Abousaber Inam, Abdallah Haitham F, El-Ghaish Hany
Department of Information Technology, Faculty of Computers and Information Technology, University of Tabuk, Tabuk, Saudi Arabia.
Department of Electronics and Electrical Communication, Higher Institute of Engineering and Technology, Kafr El Sheikh, Egypt.
Front Artif Intell. 2025 Jan 7;7:1499530. doi: 10.3389/frai.2024.1499530. eCollection 2024.
Diabetes prediction using clinical datasets is crucial for medical data analysis.

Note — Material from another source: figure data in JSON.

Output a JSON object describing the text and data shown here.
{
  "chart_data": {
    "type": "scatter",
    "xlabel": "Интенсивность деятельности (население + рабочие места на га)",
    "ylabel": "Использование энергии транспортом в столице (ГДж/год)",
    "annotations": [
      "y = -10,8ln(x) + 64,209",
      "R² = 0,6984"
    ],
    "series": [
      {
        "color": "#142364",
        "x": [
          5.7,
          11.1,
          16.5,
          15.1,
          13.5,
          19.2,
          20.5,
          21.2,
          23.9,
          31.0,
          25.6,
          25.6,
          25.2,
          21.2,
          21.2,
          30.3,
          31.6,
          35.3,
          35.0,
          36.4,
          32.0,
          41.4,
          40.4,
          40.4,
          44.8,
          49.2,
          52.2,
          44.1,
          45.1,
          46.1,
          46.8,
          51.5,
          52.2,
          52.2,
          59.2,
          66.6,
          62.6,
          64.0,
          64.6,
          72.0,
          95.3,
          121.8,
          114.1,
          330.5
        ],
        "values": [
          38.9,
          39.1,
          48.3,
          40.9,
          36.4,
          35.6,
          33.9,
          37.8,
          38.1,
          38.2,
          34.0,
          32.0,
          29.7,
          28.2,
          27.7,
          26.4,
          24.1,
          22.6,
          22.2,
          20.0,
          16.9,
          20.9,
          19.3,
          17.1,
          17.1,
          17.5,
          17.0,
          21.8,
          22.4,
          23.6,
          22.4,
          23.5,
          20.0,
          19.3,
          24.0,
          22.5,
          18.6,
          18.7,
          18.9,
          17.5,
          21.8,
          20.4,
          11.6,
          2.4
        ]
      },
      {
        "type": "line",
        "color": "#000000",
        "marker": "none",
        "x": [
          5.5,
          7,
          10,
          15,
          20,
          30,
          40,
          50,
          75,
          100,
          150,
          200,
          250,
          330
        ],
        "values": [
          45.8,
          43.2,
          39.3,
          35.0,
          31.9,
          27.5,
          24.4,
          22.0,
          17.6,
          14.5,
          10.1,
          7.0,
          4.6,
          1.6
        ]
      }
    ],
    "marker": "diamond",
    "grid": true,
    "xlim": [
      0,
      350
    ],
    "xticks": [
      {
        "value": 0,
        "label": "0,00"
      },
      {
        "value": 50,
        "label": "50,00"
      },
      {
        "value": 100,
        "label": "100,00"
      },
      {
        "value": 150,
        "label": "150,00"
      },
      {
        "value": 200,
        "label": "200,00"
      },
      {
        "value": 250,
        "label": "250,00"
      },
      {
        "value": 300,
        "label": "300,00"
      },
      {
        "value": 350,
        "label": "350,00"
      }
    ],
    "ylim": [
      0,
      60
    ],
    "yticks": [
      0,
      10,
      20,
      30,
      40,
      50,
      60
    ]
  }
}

However, class imbalances, where non-diabetic cases dominate, can significantly affect machine learning model performance, leading to biased predictions and reduced generalization.
A novel predictive framework employing cutting-edge machine learning algorithms and advanced imbalance handling techniques was developed. The framework integrates feature engineering and resampling strategies to enhance predictive accuracy.
Rigorous testing was conducted on three datasets-PIMA, Diabetes Dataset 2019, and BIT_2019-demonstrating the robustness and adaptability of the methodology across varying data environments.
The experimental results highlight the critical role of model selection and imbalance mitigation in achieving reliable and generalizable diabetes predictions. This study offers significant contributions to medical informatics by proposing a robust data-driven framework that addresses class imbalance challenges, thereby advancing diabetes prediction accuracy.
使用临床数据集进行糖尿病预测对于医学数据分析至关重要。然而,非糖尿病病例占主导的类不平衡情况会显著影响机器学习模型的性能,导致预测偏差和泛化能力下降。
开发了一种采用前沿机器学习算法和先进不平衡处理技术的新型预测框架。该框架集成了特征工程和重采样策略以提高预测准确性。
对三个数据集——皮马印第安人糖尿病数据集、2019年糖尿病数据集和2019年BIT数据集——进行了严格测试,证明了该方法在不同数据环境下的稳健性和适应性。
实验结果突出了模型选择和不平衡缓解在实现可靠且可泛化的糖尿病预测中的关键作用。本研究通过提出一个强大的数据驱动框架来应对类不平衡挑战,从而提高糖尿病预测准确性,为医学信息学做出了重大贡献。